Damn. Come on. Do it again....
"Imagine being strapped to the top of the biggest firework man ever built, they lit the blue touch paper, and then watched from the safety of their bunkers...."
Ah, bunkers. That's yet another thing they learned the hard way. The Apollo 4 launch was so loud it damaged the press building about a mile(?) away. Later Apollos had some sort of sound suppressors.
https://www.youtube.com/watch?v=1uoVfZpx5dY
The last upgrade (from a proprietary ISA processor with plated wire memory) was to a pair of M68000, however it turned out that to keep them in close enough synchronization they had to be on the same chip.
A project killer for most projects but not NASA.
Who simply asked Motorola to run off a special batch of twin 68k's.
The new design presumably won't need that design "feature" this time round.

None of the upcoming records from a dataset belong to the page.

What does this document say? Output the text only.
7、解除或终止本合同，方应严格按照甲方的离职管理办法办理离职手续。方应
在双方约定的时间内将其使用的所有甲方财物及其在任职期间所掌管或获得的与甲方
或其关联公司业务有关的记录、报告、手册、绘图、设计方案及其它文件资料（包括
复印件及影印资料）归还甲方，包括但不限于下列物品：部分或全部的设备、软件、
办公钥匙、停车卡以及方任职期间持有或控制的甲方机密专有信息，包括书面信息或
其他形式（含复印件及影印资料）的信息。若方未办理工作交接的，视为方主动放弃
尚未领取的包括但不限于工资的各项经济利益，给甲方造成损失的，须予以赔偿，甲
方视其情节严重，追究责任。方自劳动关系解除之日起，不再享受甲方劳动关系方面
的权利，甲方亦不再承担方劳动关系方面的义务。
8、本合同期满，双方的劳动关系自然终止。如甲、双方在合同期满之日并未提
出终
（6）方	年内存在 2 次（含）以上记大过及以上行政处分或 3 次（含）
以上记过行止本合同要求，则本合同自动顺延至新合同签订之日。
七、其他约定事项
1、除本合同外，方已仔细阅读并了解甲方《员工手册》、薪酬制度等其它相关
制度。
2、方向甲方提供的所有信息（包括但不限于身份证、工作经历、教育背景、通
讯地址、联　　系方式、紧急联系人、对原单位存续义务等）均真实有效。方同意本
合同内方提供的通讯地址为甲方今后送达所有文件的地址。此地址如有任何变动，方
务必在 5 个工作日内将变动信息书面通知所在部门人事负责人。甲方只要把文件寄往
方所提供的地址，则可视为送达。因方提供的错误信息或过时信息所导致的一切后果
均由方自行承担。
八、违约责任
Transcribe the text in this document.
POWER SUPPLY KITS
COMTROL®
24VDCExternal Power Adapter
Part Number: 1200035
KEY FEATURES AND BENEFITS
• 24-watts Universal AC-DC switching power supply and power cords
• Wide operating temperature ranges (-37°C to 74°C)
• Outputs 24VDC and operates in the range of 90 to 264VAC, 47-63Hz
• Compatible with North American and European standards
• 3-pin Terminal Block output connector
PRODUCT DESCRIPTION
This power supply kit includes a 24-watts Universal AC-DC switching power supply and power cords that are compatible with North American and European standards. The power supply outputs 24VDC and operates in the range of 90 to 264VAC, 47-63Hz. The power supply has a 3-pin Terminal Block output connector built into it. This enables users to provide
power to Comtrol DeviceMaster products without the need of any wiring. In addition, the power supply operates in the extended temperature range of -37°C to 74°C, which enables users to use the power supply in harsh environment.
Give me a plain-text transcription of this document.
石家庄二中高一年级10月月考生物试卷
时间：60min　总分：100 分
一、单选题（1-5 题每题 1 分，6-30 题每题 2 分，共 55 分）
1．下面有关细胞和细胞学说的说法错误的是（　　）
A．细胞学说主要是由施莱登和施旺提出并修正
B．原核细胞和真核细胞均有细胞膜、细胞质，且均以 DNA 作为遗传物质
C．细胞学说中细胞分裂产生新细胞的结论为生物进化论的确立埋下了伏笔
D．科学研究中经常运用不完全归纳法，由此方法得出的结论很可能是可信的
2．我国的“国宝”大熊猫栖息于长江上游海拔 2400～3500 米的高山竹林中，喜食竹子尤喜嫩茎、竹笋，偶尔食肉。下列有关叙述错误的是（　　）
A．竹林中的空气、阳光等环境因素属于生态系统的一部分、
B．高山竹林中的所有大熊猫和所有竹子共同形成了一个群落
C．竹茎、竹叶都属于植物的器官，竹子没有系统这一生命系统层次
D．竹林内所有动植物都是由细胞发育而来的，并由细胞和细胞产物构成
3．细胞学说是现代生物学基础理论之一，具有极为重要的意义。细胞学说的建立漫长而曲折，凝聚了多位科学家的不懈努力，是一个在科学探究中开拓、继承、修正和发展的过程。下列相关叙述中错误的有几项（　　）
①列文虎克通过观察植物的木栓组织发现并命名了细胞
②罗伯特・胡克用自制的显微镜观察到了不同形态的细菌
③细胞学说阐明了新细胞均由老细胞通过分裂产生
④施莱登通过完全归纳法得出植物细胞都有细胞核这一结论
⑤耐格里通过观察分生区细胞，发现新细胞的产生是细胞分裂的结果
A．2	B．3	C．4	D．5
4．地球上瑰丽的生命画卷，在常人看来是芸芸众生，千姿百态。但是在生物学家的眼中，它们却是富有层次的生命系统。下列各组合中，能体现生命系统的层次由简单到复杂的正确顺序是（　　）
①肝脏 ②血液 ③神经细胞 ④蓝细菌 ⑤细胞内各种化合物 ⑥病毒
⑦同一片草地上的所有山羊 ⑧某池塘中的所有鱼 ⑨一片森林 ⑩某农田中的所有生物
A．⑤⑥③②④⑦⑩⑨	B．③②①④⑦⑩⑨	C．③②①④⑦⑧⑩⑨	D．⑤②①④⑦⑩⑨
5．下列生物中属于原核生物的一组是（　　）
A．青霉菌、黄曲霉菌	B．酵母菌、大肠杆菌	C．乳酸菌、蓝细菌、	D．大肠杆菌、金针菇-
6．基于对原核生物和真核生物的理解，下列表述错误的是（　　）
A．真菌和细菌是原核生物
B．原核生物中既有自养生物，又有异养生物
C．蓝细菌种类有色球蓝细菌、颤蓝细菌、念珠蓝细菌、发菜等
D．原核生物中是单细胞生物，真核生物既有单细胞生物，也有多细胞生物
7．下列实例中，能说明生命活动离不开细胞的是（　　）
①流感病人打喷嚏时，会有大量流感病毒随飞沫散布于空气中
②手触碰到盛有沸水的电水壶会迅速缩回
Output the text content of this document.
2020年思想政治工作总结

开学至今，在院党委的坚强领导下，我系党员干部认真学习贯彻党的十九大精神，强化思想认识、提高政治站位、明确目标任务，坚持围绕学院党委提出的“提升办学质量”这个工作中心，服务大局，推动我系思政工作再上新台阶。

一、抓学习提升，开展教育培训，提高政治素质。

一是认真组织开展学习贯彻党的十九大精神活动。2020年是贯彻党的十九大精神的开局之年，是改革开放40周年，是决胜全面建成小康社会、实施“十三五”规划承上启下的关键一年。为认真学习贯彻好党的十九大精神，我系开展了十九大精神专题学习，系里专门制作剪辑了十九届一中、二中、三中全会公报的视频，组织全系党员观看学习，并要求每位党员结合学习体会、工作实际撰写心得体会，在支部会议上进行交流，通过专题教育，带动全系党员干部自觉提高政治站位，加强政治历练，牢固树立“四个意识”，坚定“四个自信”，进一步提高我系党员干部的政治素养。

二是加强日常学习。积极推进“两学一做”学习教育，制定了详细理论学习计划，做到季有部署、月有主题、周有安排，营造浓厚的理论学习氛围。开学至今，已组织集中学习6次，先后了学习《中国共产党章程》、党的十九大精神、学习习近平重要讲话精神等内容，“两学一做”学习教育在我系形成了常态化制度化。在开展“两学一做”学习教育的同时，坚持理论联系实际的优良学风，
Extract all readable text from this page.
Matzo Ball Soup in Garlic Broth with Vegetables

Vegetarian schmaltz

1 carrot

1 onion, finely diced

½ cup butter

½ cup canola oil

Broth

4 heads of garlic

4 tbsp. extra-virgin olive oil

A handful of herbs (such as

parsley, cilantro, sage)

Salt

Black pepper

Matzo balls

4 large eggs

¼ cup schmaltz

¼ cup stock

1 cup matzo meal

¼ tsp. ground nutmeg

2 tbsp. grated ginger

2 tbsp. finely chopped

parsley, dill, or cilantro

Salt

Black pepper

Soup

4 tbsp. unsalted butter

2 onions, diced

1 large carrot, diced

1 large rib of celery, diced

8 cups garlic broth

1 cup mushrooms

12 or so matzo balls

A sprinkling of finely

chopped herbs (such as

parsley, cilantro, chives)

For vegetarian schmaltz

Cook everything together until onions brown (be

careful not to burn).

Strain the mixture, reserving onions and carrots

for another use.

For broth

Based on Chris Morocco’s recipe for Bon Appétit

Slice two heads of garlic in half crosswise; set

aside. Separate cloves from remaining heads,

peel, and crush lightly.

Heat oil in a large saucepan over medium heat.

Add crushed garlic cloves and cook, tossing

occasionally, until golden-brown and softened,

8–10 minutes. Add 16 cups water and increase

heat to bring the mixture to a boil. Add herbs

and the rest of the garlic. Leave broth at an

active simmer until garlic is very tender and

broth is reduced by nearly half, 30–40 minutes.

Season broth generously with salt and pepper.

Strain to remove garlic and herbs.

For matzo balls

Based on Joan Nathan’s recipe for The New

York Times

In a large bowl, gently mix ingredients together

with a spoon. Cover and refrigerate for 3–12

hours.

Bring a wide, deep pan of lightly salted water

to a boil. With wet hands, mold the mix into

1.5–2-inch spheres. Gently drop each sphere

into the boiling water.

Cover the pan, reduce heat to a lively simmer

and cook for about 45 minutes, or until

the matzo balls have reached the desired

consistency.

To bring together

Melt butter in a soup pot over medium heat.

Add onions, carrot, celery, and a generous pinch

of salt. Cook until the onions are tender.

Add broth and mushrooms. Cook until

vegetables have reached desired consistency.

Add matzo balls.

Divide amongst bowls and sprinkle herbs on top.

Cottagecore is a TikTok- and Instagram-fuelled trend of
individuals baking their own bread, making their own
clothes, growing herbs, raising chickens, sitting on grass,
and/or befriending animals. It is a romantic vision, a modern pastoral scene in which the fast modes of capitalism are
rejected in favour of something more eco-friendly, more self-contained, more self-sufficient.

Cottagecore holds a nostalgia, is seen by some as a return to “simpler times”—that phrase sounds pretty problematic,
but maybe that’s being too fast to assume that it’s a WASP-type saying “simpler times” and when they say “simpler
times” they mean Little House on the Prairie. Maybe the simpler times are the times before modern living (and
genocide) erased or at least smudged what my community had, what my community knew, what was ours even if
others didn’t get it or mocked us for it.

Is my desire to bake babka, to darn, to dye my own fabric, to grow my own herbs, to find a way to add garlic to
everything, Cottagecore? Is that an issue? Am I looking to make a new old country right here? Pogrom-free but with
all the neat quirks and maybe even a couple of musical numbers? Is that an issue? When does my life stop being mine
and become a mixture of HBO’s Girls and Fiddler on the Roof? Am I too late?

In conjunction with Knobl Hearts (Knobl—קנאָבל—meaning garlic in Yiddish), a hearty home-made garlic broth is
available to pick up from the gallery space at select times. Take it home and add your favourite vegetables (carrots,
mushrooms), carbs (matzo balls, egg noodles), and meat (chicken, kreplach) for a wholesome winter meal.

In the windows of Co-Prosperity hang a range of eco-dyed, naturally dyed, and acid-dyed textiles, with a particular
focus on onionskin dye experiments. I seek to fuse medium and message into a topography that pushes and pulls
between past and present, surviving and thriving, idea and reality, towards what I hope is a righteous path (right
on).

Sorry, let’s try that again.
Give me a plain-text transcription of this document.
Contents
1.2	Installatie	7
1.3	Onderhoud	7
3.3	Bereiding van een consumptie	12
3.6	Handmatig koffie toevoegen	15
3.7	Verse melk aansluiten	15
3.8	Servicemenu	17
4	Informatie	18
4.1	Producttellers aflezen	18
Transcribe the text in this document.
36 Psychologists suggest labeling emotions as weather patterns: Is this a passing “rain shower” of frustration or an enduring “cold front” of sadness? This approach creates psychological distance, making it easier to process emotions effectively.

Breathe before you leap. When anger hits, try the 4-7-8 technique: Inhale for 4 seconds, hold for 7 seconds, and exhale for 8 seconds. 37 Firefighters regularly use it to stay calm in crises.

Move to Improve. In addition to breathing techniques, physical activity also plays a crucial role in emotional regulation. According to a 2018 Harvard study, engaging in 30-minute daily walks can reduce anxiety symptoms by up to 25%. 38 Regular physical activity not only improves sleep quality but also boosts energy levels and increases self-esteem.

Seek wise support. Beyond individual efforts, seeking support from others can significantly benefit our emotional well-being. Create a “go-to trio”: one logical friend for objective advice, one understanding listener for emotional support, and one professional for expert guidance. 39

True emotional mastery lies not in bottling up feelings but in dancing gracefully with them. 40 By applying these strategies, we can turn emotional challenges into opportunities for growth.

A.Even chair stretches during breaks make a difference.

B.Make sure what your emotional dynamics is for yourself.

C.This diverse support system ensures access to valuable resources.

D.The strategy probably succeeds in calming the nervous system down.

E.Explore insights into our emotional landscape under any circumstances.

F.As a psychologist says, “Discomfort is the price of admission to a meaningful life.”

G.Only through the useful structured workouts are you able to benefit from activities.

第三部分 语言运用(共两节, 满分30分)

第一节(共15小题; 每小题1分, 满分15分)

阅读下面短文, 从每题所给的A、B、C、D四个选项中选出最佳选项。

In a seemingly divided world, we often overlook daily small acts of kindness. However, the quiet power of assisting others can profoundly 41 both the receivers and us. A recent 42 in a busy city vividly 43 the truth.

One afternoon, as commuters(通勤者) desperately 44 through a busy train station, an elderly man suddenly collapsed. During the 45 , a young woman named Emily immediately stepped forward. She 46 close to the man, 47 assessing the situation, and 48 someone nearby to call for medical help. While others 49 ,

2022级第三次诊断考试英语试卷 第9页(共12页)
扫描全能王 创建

While the running engine is quite well behaved something like 13 power heads (the parts around the drive turbines) were destroyed working out the start sequence. You might say the turbines are "bump started" by a series of "burps" as the LH2 flash boils when first flowing into t pump impellers (IOW the pump impellers start the turbines, not the other way round, before ignition).
The process is delicate. One head got blown up because the sensor reading the valve open angle was off by one degree.
In theory since the SLS engines (RS25D) will be short life they can be made lighter and simpler by simplifying all the bearing packages and deleting the GHE purge gas tanks, each about 300lb
Wheather this will be done is another matte.
That's not a rocket. That's Hotblack Desiato testing a smoke machine for the next Disaster Area concert.
"See http://www.telegraph.co.uk/news/science/science-news/11805987/Inflatable-space-elevator-invented-by-scientists.htm"
I knew they were remaking Thunderbirds with CGI actors and real sets but I didn't realise the sets were going to be full-scale. Let me guess - the tower springs a leak and the blast of expelled air blows the World President's jet off course into the jungle while the tower looks like it'll fall on Lady Penelope who is trapped in her car and Scott has to prioritise personal feelings against civic duty?